Aquém da lágrima, longínqua Taprobana,

Que nos resta de tão intrépidas aventuras,

Senão à luz de velas, a pobreza franciscana

Que ilumina ainda a gesta de tais venturas,

Mitos, lendas, que são da competência humana,

Como é o trabalho insano e as demais agruras,

Aqui fomos ficando, o mar desfeito em sal,

Neste reduto magoado a que chamamos Portugal.




 

quinta-feira, 21 de setembro de 2017

PLANO (INCLINADO)


Tenho um plano em mente;
inclinado é o plano, não mente,
pende para um lado, insistente,
o plano que tenho em mente.
Dito assim não parece plano,
é mais um pensamento insano,
como nódoa que cai no melhor pano,
por ora vai abaixo, pelo cano,

fica para o ano,
evidentemente.
É um plano
que tenho em mente.

domingo, 12 de março de 2017

CAVALO AO MAR



Cavalgar quanto houvesse, todos os obstáculos:
pedras, dilemas, ondas.

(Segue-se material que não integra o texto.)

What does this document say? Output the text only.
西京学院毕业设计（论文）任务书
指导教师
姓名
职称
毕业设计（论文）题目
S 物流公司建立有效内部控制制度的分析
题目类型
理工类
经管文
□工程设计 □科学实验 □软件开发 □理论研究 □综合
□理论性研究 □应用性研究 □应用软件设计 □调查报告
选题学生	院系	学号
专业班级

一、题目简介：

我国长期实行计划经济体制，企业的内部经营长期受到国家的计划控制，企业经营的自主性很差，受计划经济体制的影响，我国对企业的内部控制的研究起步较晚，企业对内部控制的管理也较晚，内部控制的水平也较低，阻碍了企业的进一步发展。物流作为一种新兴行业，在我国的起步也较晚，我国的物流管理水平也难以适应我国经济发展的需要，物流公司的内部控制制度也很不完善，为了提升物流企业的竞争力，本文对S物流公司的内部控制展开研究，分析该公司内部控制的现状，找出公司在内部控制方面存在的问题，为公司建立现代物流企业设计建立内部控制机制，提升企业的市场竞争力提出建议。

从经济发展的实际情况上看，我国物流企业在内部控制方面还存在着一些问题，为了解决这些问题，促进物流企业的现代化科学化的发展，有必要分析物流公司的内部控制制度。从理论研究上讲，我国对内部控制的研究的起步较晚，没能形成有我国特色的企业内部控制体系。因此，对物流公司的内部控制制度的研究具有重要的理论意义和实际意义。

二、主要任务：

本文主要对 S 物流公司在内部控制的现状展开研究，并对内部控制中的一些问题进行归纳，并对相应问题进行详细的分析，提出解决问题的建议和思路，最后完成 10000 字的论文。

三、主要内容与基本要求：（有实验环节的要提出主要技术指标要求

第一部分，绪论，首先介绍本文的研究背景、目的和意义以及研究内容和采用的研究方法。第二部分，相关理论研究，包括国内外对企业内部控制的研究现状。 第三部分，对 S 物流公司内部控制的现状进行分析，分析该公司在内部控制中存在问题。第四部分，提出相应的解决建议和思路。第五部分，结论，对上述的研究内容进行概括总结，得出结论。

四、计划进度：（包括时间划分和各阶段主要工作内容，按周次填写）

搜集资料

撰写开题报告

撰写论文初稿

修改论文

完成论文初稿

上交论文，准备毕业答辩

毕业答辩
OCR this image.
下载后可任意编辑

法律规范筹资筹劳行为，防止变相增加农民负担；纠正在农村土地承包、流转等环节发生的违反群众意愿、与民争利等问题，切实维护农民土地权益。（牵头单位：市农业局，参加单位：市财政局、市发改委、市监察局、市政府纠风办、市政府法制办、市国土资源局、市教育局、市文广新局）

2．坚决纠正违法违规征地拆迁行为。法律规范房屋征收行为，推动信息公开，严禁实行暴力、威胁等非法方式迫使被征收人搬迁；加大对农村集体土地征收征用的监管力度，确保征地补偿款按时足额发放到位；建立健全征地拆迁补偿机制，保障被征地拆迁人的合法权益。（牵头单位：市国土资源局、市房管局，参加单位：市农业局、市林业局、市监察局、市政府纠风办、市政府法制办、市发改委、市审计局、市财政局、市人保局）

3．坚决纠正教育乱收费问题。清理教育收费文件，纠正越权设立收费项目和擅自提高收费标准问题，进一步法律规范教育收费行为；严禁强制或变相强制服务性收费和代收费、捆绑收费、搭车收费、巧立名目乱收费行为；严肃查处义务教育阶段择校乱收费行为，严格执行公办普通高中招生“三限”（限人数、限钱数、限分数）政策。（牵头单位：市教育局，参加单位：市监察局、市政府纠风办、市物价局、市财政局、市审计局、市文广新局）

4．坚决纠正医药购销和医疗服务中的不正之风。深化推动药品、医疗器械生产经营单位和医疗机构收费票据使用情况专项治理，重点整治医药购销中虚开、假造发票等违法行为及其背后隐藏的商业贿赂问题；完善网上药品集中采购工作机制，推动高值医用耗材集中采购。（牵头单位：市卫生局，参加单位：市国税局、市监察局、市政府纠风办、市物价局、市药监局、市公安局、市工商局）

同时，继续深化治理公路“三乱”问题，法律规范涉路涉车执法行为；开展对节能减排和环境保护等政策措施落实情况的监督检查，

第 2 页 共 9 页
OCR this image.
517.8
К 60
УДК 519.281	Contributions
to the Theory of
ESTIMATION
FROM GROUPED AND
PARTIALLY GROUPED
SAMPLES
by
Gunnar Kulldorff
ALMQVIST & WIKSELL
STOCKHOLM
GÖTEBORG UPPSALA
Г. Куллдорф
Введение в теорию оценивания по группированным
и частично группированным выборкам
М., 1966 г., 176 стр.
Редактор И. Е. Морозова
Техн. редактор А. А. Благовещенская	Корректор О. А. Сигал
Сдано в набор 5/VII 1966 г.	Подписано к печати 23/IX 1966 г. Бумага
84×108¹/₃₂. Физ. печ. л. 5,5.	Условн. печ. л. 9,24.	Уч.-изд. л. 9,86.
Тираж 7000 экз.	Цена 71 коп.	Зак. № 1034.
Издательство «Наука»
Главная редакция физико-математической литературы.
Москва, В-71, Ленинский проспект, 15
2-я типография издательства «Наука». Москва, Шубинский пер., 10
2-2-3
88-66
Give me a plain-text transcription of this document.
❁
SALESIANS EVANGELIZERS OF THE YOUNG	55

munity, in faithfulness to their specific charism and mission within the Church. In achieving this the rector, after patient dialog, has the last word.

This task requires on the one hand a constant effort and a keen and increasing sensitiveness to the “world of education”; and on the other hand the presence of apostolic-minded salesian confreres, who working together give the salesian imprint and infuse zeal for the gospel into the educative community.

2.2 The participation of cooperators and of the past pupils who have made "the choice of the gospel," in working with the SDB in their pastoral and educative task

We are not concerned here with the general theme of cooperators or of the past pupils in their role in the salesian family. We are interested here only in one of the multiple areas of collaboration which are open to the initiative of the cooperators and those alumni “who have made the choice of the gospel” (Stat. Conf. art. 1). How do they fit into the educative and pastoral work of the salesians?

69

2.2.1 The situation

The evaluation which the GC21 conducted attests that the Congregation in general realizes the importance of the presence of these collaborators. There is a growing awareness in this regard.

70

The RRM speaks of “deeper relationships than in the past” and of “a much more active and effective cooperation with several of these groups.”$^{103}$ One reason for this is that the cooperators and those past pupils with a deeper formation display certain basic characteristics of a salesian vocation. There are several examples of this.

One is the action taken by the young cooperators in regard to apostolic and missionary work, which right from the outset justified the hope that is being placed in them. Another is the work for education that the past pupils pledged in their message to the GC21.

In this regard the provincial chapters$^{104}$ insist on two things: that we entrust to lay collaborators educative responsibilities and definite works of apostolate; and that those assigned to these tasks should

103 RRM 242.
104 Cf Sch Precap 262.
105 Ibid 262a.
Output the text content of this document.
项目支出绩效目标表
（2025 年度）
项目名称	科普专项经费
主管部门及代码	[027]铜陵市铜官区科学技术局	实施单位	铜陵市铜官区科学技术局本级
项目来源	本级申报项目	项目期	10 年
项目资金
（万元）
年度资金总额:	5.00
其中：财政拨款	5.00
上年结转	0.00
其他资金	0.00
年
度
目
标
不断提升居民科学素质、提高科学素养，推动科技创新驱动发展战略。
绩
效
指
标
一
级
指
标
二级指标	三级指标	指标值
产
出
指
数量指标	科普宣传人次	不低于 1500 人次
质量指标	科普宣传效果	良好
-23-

Esse seria eu
se o mar se desse, se o mar ouvisse, se o mar sentisse
o sobressalto das marés em que me estendo.


sexta-feira, 19 de fevereiro de 2016

NAVEGAR


Uma onda que nos cega?
Mais faltava que tapasse
quem no alto mar navega!
O que não vê, não cega
e se quem vê, não avista
não deve perder de vista
a onda de cada refrega.

O sonho que ali se esconde
ao ritmo da preia-mar
pode avistar-se até onde
em terra alguém que responde
-Ó do mar, ó do mar!
Não te deixes naufragar,
não te deixes ir na onda.

quarta-feira, 8 de abril de 2015

CAMINHOS


Cada um segue o seu caminho
e ter o seu é já de ficar grato:
por estrada ou como passarinho,
a pé é que já vou ficando farto.

Viajo assim, deus o saberá…
solto os olhos por aí a meditar,
poisam aqui, depois acolá
e vou onde quiser só de olhar.

Melhor é que ao andar se faça,
como aqui procede o quilowatt,
que por nós corre e desembaraça,
galgando o espaço a corta mato…



sexta-feira, 20 de fevereiro de 2015

ARTES DE MAREAR


Maré alta, fiz-me ao mar,
no miolo das ondas, sem pé,
para saber como é
um pé de sorte, a preia-mar
sem mesmo saber nadar,
sequer na maré baixa
e muito menos usar
camisola de alcaixa.

Maré vaza da vida
em mar parado, matreiro,
sem arte de marinheiro
de sete vidas vestida.
O bote está de partida,
bem no alto, na amurada,
no adeus de despedida,
não é partida, é chegada.

O bote partiu mar adentro,
tomou agulhas e rumo,
todo de tremuras e fumo.
Apenas resta o vento.
E no centro, bem ao centro
aí estou, ainda de atalaia,
acenando para dentro,
sem nunca sair da praia.

quinta-feira, 20 de novembro de 2014

ONDE A TERRA ACABA


O mar, por tentativas,
escala furioso a escarpa,
encharca, corrói o mapa
em vagas sucessivas.

É a vez do mar
submeter,  insano,
feito oceano
e se aventurar.

Deuses, monstros e mitos
dormem na praia agora
para quem clama e chora
p’la senhora dos aflitos.

Ó mar de medo e águas frias,
sepultura e estrada
que acolheste as caravelas
- não aos homens mas a elas –
se nada vem do nada
que fazemos às alegorias?

Que nos reclamas, insurgido mar,
que queres dum povo
prestes de novo
a embarcar?

quinta-feira, 30 de outubro de 2014

O MEU CAMINHO


Com tenra idade acusam-me de ser mais uma, de estar a mais.
Outros a menos, por via das estatísticas e ciências demográficas.
Não quero ser um número, nem sobrecarregar meus pais;
quero ser eu, exposta ao tempo e demais alterações climáticas.

Vou-me embora. Não me importo com o caminho a percorrer…
Estou de malas aviadas: vontade de partir com o meu ursinho
de pelúcia. Farta que me digam o que, crescida, devo ser;
quero somente ser eu, as minhas circunstâncias e o meu caminho.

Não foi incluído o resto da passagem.